Вася не успел опомниться, как Семиградов, махнув ему рукой, попятился в переулок и скрылся от них за углом. Никто ничего не заметил, и все пошли дальше, а Вася Шаповалов, со смутным ужасом в душе, поплелся за ними, потеряв вдруг свое ликующее настроение.
Переулок, куда свернул Семиградов, был грязный-прегрязный, и наш парень шел, осуждая Москву за то, что она никак не лучше деревни. Червячок, сосавший его, казался ему критическим: он как бы оправдывал глупое поведение, уход от группы. Но Семиградов знал где-то в самых потемках души, что ему больно и никакая критика не спасет его от собственного уничиженья. Чтоб справиться с охватившим его чувством глубокого стыда, он ускорил шаги, стал посвистывать, стал смотреть по сторонам. Переулок влился в другой, почище; а тот — в широкую улицу, какой Семиградову не приходилось видеть в своем уезде, но и здесь было над чем поиздеваться: город, а хвастают молоком! На углу была вывеска во всю ширину двери: Молочные О. К. Ржевского, и дальше оповещалось, что открыта ежедневная продажа молока, творогу, сметаны, простокваши, варенцов и каймаков…
Семиградов шагал по Москве, читая одну за другой вывески:
«Магазин белья госпожи Кипман. Дамские юбки, кофты, капоты, чепчики и воротнички…»
«Сдается квартира, пол парке…»
Семиградов не понял, что такое парке, и решил, что квартира с половиной парка.
Дальше, дальше… «Магазин А. Триака. Большой выбор заграничных сак-де-вояж, порт-моне, искусственных глаз». «Рояли Блютнер (из Лейпцига), Бехштейн (из Берлина), Штейнвег (из Брауншвейга), Эрар (из Парижа) — все по американской системе с полными металлическими рамами, в магазине Рудольфа Николаи, на углу Тверской и Газетного…» Продалась, что ли, Москва иностранцам?

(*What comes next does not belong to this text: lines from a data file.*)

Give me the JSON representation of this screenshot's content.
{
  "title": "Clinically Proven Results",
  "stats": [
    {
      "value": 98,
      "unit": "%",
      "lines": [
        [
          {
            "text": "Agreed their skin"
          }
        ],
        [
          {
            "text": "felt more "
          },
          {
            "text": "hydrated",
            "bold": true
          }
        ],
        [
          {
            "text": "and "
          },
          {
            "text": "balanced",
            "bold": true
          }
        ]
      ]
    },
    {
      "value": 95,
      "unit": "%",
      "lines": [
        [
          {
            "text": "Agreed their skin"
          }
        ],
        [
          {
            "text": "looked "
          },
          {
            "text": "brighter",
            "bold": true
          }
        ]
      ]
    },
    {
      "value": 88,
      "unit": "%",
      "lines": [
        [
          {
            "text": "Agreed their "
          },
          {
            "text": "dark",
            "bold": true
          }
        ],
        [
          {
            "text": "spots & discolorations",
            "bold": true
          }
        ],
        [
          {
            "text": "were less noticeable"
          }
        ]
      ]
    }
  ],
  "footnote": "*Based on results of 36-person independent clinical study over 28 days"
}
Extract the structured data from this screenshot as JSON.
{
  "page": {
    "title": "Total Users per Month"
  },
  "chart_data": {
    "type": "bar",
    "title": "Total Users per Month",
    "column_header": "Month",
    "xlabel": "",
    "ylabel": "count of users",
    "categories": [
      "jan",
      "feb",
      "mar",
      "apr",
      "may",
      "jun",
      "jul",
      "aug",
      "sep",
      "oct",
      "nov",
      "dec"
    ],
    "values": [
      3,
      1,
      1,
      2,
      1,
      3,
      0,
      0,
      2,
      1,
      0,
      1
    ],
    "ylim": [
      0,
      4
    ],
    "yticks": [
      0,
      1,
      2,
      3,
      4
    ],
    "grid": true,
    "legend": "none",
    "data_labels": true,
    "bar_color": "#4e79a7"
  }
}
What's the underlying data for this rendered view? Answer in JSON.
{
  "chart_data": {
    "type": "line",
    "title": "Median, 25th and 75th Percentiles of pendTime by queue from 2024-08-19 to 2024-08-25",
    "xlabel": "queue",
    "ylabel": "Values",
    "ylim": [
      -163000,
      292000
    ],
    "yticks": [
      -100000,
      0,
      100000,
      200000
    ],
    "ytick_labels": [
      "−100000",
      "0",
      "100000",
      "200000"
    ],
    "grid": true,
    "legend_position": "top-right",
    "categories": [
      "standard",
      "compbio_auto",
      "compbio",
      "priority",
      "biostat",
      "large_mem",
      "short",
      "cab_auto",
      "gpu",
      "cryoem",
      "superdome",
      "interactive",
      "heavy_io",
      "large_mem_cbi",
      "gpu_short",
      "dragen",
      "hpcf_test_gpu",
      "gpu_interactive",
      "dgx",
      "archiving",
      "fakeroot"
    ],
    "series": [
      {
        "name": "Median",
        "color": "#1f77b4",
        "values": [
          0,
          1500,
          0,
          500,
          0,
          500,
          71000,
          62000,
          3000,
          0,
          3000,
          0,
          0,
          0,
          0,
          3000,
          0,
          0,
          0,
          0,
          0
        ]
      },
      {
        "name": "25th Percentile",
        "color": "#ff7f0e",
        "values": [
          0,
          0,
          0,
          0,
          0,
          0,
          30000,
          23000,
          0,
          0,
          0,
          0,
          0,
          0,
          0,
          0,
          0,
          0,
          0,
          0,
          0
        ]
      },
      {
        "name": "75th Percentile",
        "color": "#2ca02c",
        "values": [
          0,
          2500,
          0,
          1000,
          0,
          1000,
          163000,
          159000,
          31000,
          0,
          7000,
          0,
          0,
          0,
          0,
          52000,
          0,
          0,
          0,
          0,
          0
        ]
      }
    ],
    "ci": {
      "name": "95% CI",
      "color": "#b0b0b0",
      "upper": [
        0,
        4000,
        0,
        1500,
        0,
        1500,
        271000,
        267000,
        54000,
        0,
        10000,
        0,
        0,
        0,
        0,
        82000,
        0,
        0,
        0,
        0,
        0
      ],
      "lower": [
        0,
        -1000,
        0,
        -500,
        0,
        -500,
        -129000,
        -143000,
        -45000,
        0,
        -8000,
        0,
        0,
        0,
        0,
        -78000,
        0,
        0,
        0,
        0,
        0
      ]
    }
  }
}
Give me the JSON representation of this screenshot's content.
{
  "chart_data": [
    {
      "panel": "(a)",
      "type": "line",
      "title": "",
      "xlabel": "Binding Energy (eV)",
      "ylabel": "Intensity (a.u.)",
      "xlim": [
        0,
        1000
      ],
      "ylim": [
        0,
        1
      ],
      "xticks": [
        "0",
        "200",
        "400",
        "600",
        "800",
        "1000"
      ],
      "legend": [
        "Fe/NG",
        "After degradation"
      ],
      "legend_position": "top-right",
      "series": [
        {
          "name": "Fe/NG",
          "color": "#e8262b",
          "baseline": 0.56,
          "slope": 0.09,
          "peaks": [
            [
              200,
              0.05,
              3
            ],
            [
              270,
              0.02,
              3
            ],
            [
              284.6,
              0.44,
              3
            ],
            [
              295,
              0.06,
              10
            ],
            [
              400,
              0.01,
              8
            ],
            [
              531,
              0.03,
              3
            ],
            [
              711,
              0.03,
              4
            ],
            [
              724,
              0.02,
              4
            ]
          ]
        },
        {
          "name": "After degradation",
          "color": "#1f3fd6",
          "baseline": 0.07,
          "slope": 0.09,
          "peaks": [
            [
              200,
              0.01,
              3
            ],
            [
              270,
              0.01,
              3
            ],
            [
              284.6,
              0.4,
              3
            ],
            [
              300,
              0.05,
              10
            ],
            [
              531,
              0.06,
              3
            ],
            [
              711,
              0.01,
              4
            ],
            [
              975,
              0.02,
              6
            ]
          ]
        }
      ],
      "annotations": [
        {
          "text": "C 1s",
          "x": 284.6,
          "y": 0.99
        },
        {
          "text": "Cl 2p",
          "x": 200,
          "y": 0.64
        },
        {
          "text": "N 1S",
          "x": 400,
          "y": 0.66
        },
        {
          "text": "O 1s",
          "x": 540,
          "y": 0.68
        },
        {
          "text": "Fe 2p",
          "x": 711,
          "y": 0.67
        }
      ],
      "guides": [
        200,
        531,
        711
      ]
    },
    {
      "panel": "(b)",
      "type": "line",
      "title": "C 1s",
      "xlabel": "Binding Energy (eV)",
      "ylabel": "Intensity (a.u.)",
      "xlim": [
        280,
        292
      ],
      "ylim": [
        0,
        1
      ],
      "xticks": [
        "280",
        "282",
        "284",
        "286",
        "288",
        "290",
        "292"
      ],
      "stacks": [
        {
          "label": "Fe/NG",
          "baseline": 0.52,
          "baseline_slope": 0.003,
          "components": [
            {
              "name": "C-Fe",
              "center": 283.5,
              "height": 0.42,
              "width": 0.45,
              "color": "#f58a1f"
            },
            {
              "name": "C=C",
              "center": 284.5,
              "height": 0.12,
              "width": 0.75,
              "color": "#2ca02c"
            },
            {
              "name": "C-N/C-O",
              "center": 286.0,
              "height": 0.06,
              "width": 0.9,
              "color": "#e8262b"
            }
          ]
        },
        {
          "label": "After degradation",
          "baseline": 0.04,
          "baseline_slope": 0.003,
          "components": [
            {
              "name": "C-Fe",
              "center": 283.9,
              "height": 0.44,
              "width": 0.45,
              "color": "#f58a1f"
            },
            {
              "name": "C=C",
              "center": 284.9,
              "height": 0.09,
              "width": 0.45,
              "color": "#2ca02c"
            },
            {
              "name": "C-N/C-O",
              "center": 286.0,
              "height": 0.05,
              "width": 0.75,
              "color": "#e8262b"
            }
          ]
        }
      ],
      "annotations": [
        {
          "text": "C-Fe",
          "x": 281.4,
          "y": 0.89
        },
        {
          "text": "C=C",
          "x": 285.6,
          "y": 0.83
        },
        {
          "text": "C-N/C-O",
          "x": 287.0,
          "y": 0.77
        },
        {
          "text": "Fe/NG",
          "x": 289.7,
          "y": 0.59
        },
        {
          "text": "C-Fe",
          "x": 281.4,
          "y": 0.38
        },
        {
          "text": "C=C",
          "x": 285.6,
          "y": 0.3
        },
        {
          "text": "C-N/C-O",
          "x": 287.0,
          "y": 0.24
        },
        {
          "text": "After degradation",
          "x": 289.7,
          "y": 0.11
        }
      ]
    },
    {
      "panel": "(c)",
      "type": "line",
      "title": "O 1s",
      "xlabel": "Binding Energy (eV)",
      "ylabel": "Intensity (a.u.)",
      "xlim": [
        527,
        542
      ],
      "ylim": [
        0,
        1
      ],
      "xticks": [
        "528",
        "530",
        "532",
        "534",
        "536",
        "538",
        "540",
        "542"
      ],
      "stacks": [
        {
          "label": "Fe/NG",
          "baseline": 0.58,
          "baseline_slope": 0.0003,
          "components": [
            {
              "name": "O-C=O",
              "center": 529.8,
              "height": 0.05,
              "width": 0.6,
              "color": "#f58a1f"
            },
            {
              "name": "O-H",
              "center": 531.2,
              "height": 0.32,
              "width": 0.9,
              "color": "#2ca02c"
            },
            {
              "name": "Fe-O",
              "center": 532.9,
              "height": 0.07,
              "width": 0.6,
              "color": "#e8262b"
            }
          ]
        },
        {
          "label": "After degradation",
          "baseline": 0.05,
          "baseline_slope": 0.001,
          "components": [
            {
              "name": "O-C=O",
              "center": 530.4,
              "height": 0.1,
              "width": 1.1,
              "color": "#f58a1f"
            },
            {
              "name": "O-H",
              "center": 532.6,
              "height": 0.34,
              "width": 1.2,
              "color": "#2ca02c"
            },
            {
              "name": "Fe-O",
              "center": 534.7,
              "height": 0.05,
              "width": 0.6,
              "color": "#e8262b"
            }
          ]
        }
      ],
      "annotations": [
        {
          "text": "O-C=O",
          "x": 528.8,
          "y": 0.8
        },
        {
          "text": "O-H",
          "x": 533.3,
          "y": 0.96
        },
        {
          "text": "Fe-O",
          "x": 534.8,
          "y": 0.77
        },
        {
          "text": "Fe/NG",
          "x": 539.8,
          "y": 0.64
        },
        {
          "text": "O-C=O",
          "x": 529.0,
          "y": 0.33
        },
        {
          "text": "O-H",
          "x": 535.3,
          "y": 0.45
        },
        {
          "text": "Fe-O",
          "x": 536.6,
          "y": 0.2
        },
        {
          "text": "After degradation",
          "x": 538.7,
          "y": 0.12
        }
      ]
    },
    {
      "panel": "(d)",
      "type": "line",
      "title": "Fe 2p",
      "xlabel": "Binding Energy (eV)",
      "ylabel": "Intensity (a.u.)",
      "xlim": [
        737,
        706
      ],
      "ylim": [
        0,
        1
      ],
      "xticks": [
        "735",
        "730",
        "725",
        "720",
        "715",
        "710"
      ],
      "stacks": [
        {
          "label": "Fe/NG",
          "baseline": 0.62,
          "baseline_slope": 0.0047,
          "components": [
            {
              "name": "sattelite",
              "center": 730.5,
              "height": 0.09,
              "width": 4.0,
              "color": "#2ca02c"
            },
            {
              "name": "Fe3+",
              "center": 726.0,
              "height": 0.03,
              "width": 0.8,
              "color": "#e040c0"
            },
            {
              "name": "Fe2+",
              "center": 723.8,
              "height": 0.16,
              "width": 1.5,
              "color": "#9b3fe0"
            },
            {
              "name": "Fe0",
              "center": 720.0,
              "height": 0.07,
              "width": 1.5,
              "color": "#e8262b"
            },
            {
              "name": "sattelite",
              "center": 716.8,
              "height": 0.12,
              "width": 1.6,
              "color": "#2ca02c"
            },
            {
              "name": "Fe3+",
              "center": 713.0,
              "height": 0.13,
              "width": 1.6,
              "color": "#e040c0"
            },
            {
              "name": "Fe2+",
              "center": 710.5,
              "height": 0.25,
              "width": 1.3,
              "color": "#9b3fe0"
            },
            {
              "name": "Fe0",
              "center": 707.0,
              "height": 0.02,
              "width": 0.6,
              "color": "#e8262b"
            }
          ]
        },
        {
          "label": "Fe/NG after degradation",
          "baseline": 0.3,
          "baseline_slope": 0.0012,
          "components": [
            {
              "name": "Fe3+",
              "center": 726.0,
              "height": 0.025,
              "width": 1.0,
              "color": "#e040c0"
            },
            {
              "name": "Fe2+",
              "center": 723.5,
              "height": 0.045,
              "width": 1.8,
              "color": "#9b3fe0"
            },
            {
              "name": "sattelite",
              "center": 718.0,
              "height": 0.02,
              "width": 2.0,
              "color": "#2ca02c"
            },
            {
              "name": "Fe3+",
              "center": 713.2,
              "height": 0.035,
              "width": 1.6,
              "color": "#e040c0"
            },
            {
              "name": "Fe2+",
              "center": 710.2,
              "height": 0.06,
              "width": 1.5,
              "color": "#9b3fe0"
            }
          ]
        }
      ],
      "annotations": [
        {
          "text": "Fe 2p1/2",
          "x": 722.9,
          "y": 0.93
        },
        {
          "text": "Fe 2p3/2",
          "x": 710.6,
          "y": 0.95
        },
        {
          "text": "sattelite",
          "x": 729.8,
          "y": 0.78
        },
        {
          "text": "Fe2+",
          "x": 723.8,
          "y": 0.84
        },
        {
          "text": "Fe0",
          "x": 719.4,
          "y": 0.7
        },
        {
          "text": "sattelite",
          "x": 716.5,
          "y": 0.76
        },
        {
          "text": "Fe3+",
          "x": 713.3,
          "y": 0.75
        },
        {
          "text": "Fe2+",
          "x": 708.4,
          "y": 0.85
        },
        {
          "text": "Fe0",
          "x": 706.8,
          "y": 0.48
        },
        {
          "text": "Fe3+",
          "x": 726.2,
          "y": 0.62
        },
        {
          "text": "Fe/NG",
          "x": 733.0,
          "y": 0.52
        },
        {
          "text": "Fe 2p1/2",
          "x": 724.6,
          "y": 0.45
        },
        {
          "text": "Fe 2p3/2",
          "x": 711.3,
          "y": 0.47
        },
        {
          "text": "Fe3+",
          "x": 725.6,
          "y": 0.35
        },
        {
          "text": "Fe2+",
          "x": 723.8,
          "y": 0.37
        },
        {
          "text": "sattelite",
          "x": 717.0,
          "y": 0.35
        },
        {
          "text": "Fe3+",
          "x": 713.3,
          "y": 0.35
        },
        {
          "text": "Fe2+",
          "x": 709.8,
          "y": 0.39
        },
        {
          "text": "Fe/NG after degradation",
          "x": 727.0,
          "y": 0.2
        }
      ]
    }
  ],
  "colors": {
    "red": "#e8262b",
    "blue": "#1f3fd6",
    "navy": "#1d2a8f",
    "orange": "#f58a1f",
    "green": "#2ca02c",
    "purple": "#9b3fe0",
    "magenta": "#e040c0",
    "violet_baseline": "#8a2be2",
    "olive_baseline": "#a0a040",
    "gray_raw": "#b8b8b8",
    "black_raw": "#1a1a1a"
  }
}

А вот русская надпись, парикмахер Чедаев: «Работа усовершенствования. Продажа французских цветов, шиньоны, косы, локоны». И тот за французами! Солодовников… Юбки, волосяные турнюры. Что такое турнюры в дамской одежде — Семиградов, деревенский житель, не знал. Настроение его улучшилось. Червячок, сосавший под ложечкой, стал совершенно походить на критический. Он думал: «Пусть они там ахают и охают, глядя приставленному человеку в рот. Ничего они там не увидят. Я гляжу самостоятельно. Вы не видите, а я вижу — пропахла Москва иностранным жульем. Только и есть русского что деревенское молоко. Вот они все у меня в книжке: Триак, Николаи, Кипман… Наберу еще десяток-другой». И он шел и шел к центру Москвы, не глядя ни на что, кроме вывесок.
Федор Иванович между тем успел разговориться со своей группой. Он уже знал, кто откуда, и ему очень понравился обстоятельный Никифор Иванович Богодушный, самый, видимо, старший по возрасту в группе. Все-то он хотел знать и на все успеть посмотреть. И хотя на самое интересное, по мнению Чевкина, — акт в Московском университете, — билеты для них не были предусмотрены, он на свой страх и риск, покуда они, зарегистрировавшись, устраивались в гостинице, — сбегал сам в университет и раздобыл для них входные билеты.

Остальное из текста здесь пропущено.